Minha avó Júlia Mello também era dona-de-casa. Miudinha, parecia uma bruxinha, sempre de avental e vassoura na mão. Papai contava que aprendeu a comer quando saiu de casa, porque a Vovó fazia um prato diferente ao gosto de cada um dos sete filhos e do meu avô. A filharada ajudava a cuidar da casa e dos pequenos, como era comum nas famílias imensas de operários do século passado. Meu avô Candonga começou a trabalhar como pedreiro aos 9 anos, quando o pai morreu, porque era o mais velho de uma carrada de filhos. Só foi estudar para valer em adulto e escrevia lindas cartas com uma caligrafia cuidadosa, que o faria passar por um homem de educação refinada. Vovó Júlia vivia para o Vovô. Todos os dias, ele saía para fazer compras, porque em Florianópolis, até quando eu era pequena, as mulheres não iam aos mercados. À tarde, Vovô ia comprar pão e rosca para o café da tardinha. Batia 5 horas, Vovó se postava no muro, resmungando. "Aonde foi esse velho que ainda não voltou?", enxugando as mãos no avental, apoiando-se na vassoura. Vovô Candonga apontava na esquina, ela sossegava e aproveitava para varrer a entrada da casa ou regar as plantas - havia sempre um regador com água, pronto para ser usado. Na casa da Vovó, a louça era lavada e escaldada em todas as refeições. Não havia máquina de lavar, era tudo no braço mesmo. Minha avó era a primeira a acordar e só não era a última a se deitar porque Vovô a chamava para dormir cedo. Aos 48 anos deu à luz sua filha mais moça, tia Graça, vinte anos mais jovem que Papai. Ou seja, havia muito trabalho para a Vovó Júlia e parecia que nunca iria acabar.
Minha avó materna, Olga, era outra dona-de-casa invejada pela destreza com que administrava , que, quando mais velha, aceitou contratar uma faxineira para o trabalho pesado. Só que acompanhava cada milímetro que a faxineira limpava, apontando o que deveria ser feito, enlouquecendo as empregadas, claro. Tinha jardim de inverno com uma criação primorosa de violetas, bordava lençóis, cozinhava muito bem e dizia a todas as filhas que casamento não era meio de vida, portanto, todas deveriam trabalhar assim que saíssem da escola. Casou-se aos 13 anos, teve oito filhos, enviuvou aos 36. Meu avô José era tuberculoso e Vovó Olga, sua única enfermeira. Aprendeu a dar injeção, a aplicar cataplasmas, a ter filho e entregar para a parteira cuidar, porque o marido estava em crise com hemoptises, como aconteceu quando minha mãe nasceu.
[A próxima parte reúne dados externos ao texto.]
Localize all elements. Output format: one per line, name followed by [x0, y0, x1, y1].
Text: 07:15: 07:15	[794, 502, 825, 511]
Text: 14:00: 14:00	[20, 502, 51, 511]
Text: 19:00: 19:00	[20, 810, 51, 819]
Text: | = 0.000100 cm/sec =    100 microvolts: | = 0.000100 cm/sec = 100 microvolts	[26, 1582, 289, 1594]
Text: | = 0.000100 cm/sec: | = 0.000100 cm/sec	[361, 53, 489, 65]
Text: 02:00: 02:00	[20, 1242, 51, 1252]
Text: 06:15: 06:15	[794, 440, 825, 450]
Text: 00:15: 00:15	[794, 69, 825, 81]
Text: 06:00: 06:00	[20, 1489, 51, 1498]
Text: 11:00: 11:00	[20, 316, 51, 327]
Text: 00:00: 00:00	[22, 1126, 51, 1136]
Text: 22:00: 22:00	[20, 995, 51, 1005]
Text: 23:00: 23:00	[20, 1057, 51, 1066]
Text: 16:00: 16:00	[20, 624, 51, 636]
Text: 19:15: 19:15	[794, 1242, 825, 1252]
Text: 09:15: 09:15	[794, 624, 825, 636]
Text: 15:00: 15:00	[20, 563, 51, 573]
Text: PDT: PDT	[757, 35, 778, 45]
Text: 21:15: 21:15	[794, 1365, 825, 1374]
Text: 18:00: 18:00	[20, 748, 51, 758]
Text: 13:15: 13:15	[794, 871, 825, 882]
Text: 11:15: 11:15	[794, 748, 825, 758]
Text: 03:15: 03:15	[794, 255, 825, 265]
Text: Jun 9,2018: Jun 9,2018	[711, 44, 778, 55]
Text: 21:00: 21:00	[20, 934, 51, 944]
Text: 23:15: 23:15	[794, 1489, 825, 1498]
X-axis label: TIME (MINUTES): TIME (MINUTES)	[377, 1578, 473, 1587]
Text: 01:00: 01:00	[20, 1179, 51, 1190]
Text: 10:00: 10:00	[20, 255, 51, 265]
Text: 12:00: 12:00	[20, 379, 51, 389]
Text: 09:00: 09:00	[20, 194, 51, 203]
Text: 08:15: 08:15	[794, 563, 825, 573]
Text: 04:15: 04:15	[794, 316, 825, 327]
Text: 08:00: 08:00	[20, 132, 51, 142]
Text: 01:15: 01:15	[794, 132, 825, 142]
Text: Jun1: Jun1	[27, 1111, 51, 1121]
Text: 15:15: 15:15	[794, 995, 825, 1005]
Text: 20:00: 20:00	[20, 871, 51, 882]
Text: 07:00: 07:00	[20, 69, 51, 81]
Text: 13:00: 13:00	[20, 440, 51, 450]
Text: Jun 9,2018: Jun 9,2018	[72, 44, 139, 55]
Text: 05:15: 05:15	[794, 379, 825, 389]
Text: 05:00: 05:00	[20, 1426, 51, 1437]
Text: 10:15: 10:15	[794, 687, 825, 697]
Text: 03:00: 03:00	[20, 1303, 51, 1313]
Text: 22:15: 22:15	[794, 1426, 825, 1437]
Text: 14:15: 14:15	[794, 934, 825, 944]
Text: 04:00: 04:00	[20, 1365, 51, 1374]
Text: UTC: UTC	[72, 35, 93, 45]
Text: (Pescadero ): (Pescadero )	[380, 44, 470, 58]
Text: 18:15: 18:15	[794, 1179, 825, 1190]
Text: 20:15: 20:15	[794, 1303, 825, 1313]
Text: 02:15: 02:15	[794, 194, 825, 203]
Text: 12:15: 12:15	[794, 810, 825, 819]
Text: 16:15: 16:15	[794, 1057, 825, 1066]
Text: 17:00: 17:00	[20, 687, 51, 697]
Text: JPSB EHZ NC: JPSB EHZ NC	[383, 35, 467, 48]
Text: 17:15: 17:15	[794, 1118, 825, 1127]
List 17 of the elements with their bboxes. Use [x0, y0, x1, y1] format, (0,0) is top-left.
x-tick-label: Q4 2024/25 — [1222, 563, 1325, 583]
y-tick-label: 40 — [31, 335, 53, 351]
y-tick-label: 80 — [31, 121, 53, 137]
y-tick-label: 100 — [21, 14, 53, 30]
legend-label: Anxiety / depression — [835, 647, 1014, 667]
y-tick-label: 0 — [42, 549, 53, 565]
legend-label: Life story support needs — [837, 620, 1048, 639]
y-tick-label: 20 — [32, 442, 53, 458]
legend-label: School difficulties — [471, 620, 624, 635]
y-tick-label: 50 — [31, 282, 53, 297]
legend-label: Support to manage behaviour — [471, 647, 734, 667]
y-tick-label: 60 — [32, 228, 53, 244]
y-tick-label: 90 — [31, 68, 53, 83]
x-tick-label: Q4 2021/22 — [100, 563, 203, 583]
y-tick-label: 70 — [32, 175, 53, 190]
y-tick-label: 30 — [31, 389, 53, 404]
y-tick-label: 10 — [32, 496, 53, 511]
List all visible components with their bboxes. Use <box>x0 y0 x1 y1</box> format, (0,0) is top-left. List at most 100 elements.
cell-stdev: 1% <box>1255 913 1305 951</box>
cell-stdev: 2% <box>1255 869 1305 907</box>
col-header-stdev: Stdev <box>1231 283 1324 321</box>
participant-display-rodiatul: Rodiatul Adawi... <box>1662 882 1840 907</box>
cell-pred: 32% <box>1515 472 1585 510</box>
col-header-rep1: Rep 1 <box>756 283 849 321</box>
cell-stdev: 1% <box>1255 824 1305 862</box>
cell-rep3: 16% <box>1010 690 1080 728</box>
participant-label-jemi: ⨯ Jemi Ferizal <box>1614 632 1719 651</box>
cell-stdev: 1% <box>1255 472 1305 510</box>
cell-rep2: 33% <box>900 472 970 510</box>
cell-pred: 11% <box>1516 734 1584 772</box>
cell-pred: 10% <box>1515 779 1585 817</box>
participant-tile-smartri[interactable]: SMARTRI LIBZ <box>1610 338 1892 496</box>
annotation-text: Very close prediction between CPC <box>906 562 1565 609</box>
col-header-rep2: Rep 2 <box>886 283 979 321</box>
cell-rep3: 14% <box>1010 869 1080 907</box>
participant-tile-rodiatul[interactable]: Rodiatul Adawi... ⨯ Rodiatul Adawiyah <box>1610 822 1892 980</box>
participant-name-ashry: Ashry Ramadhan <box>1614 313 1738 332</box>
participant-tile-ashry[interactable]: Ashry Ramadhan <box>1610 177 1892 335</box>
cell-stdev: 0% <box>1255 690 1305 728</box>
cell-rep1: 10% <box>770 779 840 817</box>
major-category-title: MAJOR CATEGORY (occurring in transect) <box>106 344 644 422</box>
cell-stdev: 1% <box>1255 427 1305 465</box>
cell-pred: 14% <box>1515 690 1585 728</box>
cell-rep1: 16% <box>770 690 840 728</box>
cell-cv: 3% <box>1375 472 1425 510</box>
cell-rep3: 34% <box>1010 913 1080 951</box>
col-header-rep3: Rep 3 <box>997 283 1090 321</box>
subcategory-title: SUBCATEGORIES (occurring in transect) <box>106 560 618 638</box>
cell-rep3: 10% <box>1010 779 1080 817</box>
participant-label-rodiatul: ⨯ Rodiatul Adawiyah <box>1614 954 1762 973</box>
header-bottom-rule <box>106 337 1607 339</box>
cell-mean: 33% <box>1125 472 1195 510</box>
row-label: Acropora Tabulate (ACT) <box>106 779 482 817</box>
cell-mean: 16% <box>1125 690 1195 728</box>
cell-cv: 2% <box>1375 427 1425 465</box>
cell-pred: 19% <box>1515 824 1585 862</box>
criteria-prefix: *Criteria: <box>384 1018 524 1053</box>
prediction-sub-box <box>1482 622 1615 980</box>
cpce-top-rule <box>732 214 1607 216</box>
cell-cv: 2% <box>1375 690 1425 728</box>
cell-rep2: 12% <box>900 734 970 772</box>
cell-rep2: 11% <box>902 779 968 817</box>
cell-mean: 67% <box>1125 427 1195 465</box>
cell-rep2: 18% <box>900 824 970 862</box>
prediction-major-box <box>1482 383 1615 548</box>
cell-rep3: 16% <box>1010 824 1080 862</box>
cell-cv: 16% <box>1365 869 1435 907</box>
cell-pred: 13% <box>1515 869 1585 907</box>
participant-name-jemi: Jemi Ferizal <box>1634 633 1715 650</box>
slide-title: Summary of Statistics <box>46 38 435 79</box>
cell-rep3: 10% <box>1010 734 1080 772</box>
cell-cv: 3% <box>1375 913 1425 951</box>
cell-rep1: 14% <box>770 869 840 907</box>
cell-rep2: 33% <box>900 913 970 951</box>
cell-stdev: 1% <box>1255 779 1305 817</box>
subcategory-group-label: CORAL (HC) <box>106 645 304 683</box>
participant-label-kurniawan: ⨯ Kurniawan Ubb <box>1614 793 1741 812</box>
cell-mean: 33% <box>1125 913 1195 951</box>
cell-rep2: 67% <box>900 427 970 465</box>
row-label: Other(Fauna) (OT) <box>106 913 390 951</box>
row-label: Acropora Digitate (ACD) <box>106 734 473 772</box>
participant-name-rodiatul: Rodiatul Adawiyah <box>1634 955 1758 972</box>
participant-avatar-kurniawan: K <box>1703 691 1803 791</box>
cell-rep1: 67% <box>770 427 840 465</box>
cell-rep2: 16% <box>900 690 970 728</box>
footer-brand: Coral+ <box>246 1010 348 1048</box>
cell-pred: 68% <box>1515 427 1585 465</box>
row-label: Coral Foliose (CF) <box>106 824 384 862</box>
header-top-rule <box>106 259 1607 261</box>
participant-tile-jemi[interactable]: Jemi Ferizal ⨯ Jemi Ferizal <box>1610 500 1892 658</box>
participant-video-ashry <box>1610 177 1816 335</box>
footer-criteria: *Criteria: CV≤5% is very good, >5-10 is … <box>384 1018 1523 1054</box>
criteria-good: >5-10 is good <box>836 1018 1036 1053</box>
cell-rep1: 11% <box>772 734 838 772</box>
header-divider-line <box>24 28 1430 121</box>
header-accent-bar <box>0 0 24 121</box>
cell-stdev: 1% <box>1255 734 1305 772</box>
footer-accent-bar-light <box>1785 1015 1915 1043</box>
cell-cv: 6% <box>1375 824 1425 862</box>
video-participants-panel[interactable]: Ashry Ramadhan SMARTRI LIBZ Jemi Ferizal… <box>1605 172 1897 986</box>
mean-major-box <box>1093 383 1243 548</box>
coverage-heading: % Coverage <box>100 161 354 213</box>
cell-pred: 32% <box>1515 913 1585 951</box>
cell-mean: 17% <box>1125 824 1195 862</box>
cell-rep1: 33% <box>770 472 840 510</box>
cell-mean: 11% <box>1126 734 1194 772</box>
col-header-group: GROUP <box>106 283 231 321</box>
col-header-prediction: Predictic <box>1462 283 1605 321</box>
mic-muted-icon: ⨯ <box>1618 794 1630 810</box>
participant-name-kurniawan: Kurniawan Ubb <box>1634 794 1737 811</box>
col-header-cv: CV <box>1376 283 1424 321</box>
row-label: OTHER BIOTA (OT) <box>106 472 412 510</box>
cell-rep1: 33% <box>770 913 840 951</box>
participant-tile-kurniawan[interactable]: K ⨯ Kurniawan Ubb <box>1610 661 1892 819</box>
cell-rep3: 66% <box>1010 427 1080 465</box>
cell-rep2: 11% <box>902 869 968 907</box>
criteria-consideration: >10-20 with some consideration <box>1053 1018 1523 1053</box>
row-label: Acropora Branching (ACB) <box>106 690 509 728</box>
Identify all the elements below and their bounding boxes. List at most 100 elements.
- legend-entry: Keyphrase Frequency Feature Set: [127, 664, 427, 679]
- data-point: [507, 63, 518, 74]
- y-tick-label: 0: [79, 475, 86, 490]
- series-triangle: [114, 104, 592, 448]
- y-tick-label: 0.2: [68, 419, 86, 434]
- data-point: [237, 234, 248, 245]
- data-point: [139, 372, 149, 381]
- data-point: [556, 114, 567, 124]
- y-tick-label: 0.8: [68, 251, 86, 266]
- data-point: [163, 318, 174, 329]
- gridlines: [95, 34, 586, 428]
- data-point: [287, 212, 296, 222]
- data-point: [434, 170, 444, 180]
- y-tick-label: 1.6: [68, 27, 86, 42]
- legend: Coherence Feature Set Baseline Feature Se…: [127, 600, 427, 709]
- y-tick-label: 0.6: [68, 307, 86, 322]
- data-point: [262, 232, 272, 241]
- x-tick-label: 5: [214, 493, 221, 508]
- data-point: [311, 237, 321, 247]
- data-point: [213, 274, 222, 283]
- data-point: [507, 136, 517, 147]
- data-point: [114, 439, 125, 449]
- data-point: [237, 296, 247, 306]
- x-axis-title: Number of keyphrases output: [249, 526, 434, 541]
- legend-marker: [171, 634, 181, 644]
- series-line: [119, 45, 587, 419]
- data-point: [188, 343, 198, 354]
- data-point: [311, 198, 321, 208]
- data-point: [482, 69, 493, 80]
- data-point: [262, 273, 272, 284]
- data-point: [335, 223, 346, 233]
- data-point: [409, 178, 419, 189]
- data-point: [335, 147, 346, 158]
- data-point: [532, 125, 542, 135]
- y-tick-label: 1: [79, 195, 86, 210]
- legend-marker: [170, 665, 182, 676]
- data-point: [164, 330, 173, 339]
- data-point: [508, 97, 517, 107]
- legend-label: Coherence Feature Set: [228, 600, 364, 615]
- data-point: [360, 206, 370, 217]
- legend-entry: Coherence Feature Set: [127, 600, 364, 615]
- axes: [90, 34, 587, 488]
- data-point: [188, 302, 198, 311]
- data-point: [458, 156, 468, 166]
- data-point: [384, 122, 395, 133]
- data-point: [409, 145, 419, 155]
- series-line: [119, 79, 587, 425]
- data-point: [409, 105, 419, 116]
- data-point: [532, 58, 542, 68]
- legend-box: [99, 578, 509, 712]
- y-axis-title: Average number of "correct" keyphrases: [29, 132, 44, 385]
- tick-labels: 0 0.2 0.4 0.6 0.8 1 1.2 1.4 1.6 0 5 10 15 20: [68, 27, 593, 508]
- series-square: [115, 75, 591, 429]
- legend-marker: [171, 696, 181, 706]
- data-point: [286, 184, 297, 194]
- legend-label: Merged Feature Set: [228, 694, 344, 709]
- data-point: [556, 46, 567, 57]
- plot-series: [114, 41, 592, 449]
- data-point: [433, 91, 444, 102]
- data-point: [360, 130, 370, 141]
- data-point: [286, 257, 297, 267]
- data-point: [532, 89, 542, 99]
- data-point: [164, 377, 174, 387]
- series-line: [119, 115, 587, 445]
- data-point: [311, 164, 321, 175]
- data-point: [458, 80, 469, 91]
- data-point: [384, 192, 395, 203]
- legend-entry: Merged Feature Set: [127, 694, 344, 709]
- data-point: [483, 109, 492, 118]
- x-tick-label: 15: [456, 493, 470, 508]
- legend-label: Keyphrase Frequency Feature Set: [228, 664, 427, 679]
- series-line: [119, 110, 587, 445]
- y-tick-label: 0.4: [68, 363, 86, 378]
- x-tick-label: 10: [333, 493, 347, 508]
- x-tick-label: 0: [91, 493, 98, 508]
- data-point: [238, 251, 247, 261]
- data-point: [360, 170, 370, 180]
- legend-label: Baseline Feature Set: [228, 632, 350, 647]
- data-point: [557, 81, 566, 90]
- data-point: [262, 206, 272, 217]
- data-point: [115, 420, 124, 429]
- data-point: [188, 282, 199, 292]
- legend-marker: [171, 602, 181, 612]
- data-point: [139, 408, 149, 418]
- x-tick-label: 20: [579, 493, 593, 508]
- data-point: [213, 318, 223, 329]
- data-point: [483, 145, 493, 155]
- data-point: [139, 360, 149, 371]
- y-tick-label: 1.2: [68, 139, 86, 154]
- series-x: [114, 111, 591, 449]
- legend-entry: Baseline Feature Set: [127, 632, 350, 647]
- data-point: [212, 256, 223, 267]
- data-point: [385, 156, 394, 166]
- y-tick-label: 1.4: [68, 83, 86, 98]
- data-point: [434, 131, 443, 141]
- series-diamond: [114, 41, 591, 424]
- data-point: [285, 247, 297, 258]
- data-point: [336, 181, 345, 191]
Orgulhava-se de que ninguém na família, fora o marido, pegara tuberculose, numa época em que a doença era quase epidêmica. Tinha mania de limpeza e a casa vivia escancarada, pois, como repetia minha mãe, "onde entra ar e luz, não entra doença". Falem isso para uma asmática como eu, que sempre vivi no meio de tufões providenciados por Vovó e Mamãe...
Se eu tenho alguma coisa contra donas-de-casa? Eu tenho é desânimo só de lembrar a faina das minhas avós e pela certeza de que jamais terei tanta energia quanto elas ...



2 comentários:

Anônimo disse...

Como cheguei aqui? Pelo Blog da Paula claro! Quer saber? Virei fã agora! Adorei seus escritos, ainda vou ler tudo. Um abraço!

Olga de Mello disse...

Que bom, Dani, volte sempre e dê sua opinião, tá?